Fannie died suddenly on May 5, 1945, on the family farm where she spent so many years of her life. She was 86 years old. She was survived by her daughters, her grandchildren, ten great-grandchildren, and four of her siblings. Her final resting place is next to Nathaniel in the lovely little Friendship Cemetery, near her two sons, her parents, her grandparents, and numerous other relatives.
It’s clear to me that family connections were important to Fannie. But, oh, to know a little something more about her! This summer, I attended the 92nd Siepel family reunion…the first one ever for me. What a thrill it was to listen to a cousin who actually knew Fannie in person! He related how much he liked his Aunt Fannie, that she was fun, unpretentious, and had a clever sense of humor.
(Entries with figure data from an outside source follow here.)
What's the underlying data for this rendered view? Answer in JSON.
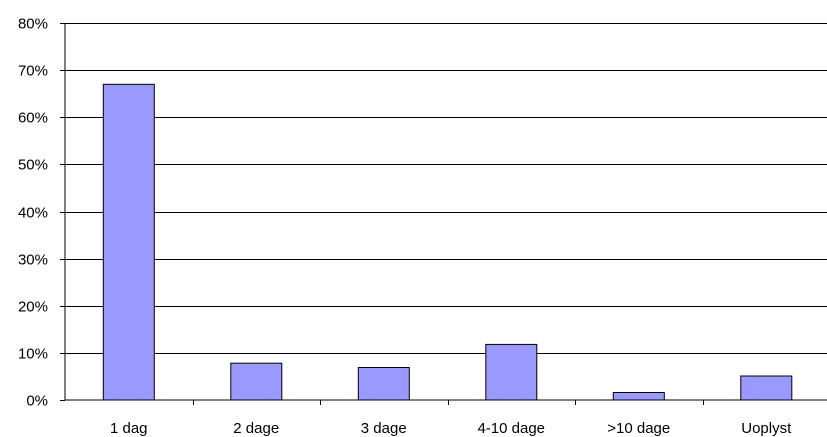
{
  "chart_data": {
    "type": "bar",
    "categories": [
      "1 dag",
      "2 dage",
      "3 dage",
      "4-10 dage",
      ">10 dage",
      "Uoplyst"
    ],
    "values": [
      67,
      7.8,
      6.9,
      11.8,
      1.6,
      5.1
    ],
    "y_tick_labels": [
      "0%",
      "10%",
      "20%",
      "30%",
      "40%",
      "50%",
      "60%",
      "70%",
      "80%"
    ],
    "ylim": [
      0,
      80
    ],
    "y_unit": "%",
    "grid": true,
    "legend": false,
    "title": "",
    "xlabel": "",
    "ylabel": "",
    "bar_color": "#9999ff",
    "bar_edge_color": "#000000"
  }
}
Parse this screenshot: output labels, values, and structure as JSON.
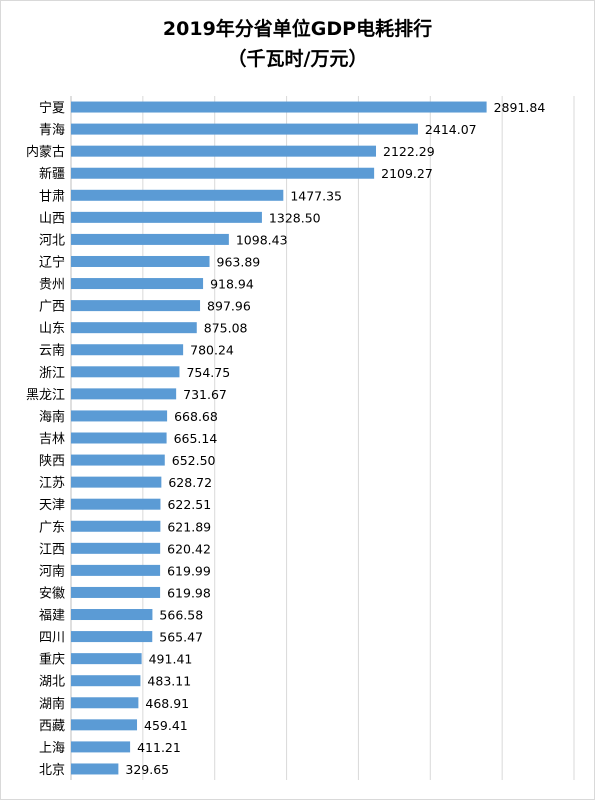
{
  "chart_data": {
    "type": "bar",
    "orientation": "horizontal",
    "title": "2019年分省单位GDP电耗排行",
    "subtitle": "（千瓦时/万元）",
    "categories": [
      "宁夏",
      "青海",
      "内蒙古",
      "新疆",
      "甘肃",
      "山西",
      "河北",
      "辽宁",
      "贵州",
      "广西",
      "山东",
      "云南",
      "浙江",
      "黑龙江",
      "海南",
      "吉林",
      "陕西",
      "江苏",
      "天津",
      "广东",
      "江西",
      "河南",
      "安徽",
      "福建",
      "四川",
      "重庆",
      "湖北",
      "湖南",
      "西藏",
      "上海",
      "北京"
    ],
    "values": [
      2891.84,
      2414.07,
      2122.29,
      2109.27,
      1477.35,
      1328.5,
      1098.43,
      963.89,
      918.94,
      897.96,
      875.08,
      780.24,
      754.75,
      731.67,
      668.68,
      665.14,
      652.5,
      628.72,
      622.51,
      621.89,
      620.42,
      619.99,
      619.98,
      566.58,
      565.47,
      491.41,
      483.11,
      468.91,
      459.41,
      411.21,
      329.65
    ],
    "value_labels": [
      "2891.84",
      "2414.07",
      "2122.29",
      "2109.27",
      "1477.35",
      "1328.50",
      "1098.43",
      "963.89",
      "918.94",
      "897.96",
      "875.08",
      "780.24",
      "754.75",
      "731.67",
      "668.68",
      "665.14",
      "652.50",
      "628.72",
      "622.51",
      "621.89",
      "620.42",
      "619.99",
      "619.98",
      "566.58",
      "565.47",
      "491.41",
      "483.11",
      "468.91",
      "459.41",
      "411.21",
      "329.65"
    ],
    "xlim": [
      0,
      3500
    ],
    "grid": true,
    "bar_color": "#5b9bd5"
  }
}
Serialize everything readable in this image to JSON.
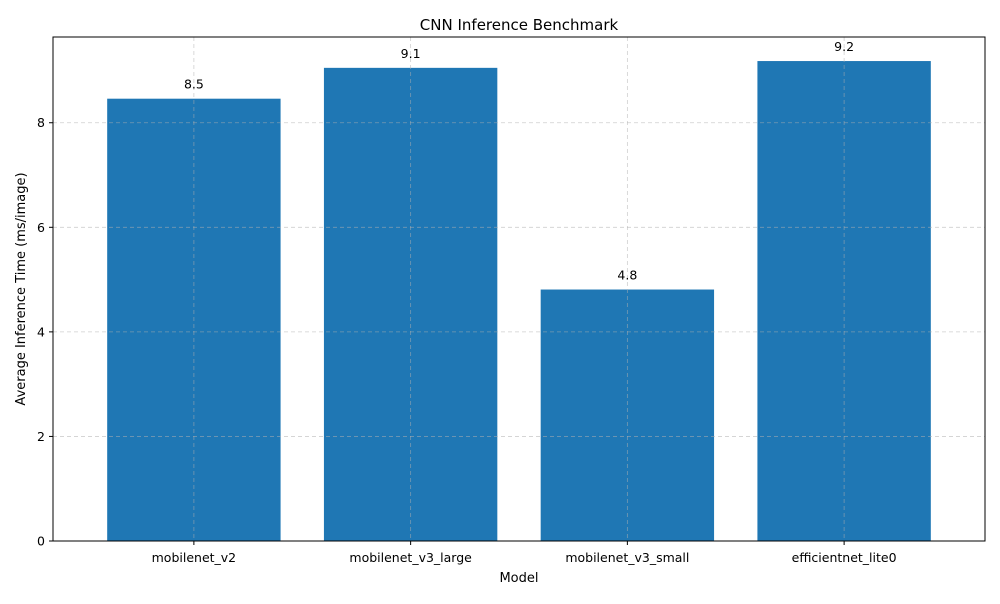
{
  "chart_data": {
    "type": "bar",
    "title": "CNN Inference Benchmark",
    "xlabel": "Model",
    "ylabel": "Average Inference Time (ms/image)",
    "categories": [
      "mobilenet_v2",
      "mobilenet_v3_large",
      "mobilenet_v3_small",
      "efficientnet_lite0"
    ],
    "values": [
      8.46,
      9.05,
      4.81,
      9.18
    ],
    "data_labels": [
      "8.5",
      "9.1",
      "4.8",
      "9.2"
    ],
    "yticks": [
      0,
      2,
      4,
      6,
      8
    ],
    "ytick_labels": [
      "0",
      "2",
      "4",
      "6",
      "8"
    ],
    "ylim": [
      0,
      9.64
    ],
    "grid": true,
    "bar_color": "#1f77b4"
  }
}
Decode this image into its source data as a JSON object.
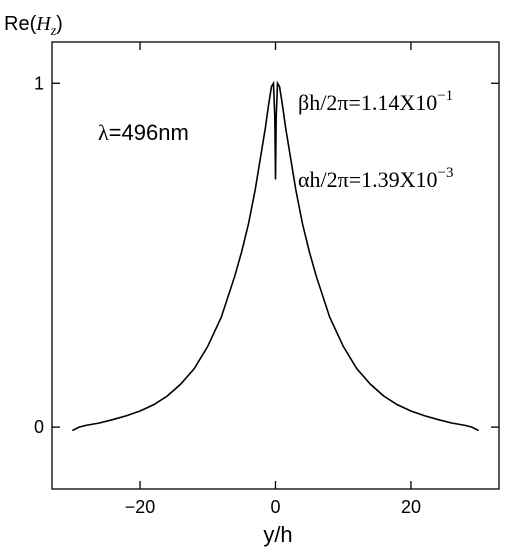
{
  "chart_data": {
    "type": "line",
    "title": "",
    "xlabel": "y/h",
    "ylabel": {
      "prefix": "Re(",
      "var": "H",
      "sub": "z",
      "suffix": ")"
    },
    "xlim": [
      -33,
      33
    ],
    "ylim": [
      -0.18,
      1.12
    ],
    "xticks": [
      -20,
      0,
      20
    ],
    "yticks": [
      0,
      1
    ],
    "xtick_labels": [
      "−20",
      "0",
      "20"
    ],
    "ytick_labels": [
      "0",
      "1"
    ],
    "grid": false,
    "annotations": {
      "lambda": {
        "symbol": "λ",
        "text": "=496nm"
      },
      "beta": {
        "symbol": "β",
        "text": "h/2π=1.14X10",
        "exp": "−1"
      },
      "alpha": {
        "symbol": "α",
        "text": "h/2π=1.39X10",
        "exp": "−3"
      }
    },
    "series": [
      {
        "color": "#000000",
        "x": [
          -30,
          -29,
          -28,
          -26,
          -24,
          -22,
          -20,
          -18,
          -16,
          -14,
          -12,
          -10,
          -8,
          -6,
          -5,
          -4,
          -3,
          -2.5,
          -2,
          -1.5,
          -1,
          -0.6,
          -0.3,
          -0.1,
          0,
          0.1,
          0.3,
          0.6,
          1,
          1.5,
          2,
          2.5,
          3,
          4,
          5,
          6,
          8,
          10,
          12,
          14,
          16,
          18,
          20,
          22,
          24,
          26,
          28,
          29,
          30
        ],
        "y": [
          -0.01,
          0.0,
          0.005,
          0.012,
          0.022,
          0.033,
          0.047,
          0.065,
          0.09,
          0.125,
          0.17,
          0.235,
          0.32,
          0.44,
          0.51,
          0.59,
          0.69,
          0.75,
          0.81,
          0.87,
          0.94,
          0.99,
          1.0,
          0.9,
          0.72,
          0.9,
          1.0,
          0.99,
          0.94,
          0.87,
          0.81,
          0.75,
          0.69,
          0.59,
          0.51,
          0.44,
          0.32,
          0.235,
          0.17,
          0.125,
          0.09,
          0.065,
          0.047,
          0.033,
          0.022,
          0.012,
          0.005,
          0.0,
          -0.01
        ]
      }
    ]
  }
}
Fannie once responded to an uppity neighbor’s scolding (at church, no less) that “Ain’t isn’t a word,” with “Ain’t it?” Yes, I would have liked her too!
Rest in peace, dear Grandmother.
CODA I ∼
My Dad, Donald Gene Myers, died on August 24, 2018, two days after I returned home from attending the Siepel family reunion. Dad was thrilled that my brother and I were going to the reunion this year. He wanted to come, too, so badly, and even though he was very ill, he almost did! He shared colorful memories of attending the Siepel and Knoedler family reunions. It was a big adventure for the city kids to visit the country. He remembered hot summer nights in the Siepel farmhouse, Aunt Edna bringing in wood for the woodstove to cook breakfast, him and cousin Jerry creating a little mischief by letting the calves out, and all the cousins playing in Crooked Creek.
I have chosen to write about each generation in The Singing Oak in age order (oldest to youngest). It just so happened that, when Dad died, Fannie was up next. Fannie was the only one of Dad’s eight great-grandparents that I had not yet written about, the only one on Dad’s side of the family that he will not have read. I will miss my Dad’s phone call when this post is published (“Hello Terreeee…well, I read the latest edition of The Singing Oak…,” he would always begin). I will miss hearing his pleasure in reading about his great-grandmother Fannie and listening to the memories her story would stir. And yet the serendipity of this timing brings me great comfort. Fannie is the only one of Dad’s eight great-grandparents who was alive when Dad was born. Dad was her first great-grandchild. Writing about her has allowed me to deeply reflect on Dad’s roots and ancestry, and on that part of me that comes from him. The circle of life continues. I believe that Dad was welcomed home by his beloveds who left here before him, those whose voices are heard in The Singing Oak, and others whose life songs are further in the background but still resonate deep within. I see them in my mind’s eye, Fannie front and center, with Dad right beside her, singing loudly!